Current is never looking for “ground” my friend. Current is a result of electron flow and resulting differences of potential. The current theoretically is looking to return to the source of its creation…ie Transformer, Generator…and so on.
Current is never looking to get to ground specifically. When we provide an effective ground-fault current path we are simply providing one path (of many paths) that would constitute a low-impedance path for the elevated current to flow back to the source…and allow the OCPD to activate accordingly. You break that path or provide an inefficient path then you risk OCPD’s not activating or lagging in their activation.
The current want to complete its path so it can get back to the source. So given the generator or transformer is grounded at the far end, the current needs to get back there.

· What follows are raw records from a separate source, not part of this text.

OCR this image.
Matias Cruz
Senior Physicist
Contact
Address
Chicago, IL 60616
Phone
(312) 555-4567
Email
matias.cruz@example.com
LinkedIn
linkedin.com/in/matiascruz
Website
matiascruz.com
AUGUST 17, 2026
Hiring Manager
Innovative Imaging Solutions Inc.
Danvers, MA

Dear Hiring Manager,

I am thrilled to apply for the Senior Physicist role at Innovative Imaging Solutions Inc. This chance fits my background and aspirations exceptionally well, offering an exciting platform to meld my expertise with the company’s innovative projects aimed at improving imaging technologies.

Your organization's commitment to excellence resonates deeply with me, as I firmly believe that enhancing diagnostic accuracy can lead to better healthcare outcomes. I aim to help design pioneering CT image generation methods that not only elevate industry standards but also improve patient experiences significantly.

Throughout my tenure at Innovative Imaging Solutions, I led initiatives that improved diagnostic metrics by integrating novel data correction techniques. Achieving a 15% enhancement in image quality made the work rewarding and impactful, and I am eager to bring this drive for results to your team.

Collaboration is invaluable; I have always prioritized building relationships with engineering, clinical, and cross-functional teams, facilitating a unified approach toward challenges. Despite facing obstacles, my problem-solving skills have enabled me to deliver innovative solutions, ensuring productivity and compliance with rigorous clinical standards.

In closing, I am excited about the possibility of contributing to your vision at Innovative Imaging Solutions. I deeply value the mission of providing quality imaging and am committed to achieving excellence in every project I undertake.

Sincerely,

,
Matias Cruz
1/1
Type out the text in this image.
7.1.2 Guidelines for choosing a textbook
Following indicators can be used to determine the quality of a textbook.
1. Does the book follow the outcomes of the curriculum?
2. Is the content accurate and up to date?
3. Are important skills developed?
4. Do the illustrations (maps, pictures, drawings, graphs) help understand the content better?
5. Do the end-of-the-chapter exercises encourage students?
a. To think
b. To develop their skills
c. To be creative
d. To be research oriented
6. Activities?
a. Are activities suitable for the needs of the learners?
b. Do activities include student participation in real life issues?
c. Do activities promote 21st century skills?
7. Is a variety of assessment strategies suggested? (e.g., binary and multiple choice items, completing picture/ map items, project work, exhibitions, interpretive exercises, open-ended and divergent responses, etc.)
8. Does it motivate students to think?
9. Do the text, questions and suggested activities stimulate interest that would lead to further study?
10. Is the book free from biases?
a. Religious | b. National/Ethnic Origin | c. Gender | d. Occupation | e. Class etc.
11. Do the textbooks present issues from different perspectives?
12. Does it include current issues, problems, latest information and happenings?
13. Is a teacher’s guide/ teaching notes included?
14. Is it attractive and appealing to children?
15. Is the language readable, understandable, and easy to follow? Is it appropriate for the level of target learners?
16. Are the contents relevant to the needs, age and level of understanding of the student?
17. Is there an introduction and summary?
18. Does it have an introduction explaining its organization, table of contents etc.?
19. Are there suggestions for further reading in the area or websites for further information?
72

In the scenario described the hot panel case and the person touching it will complete the path (circuit) for current to get back to its source through the ground. So yes an electric current could flow through your body, since you now serve as the wire between the hot panel case and the ground. In other words YOU completes the path (circuit).
The resistance of earth is too high to complete the path back to the source and trip a breaker. You can place a hot directly on a ground rod and probably never trip the breaker. You will receive a shock due to the potential difference.
As Paul said, the breaker needs the neutral bond to trip the breaker.
The OP had two questions instead of one as he said.
Am I to assume that a person can be electrocuted and the fuse or breaker will not trip?
I was answering the portion about the electric shock. Breaker would not trip but the free electrons in his body would start moving in an organised way.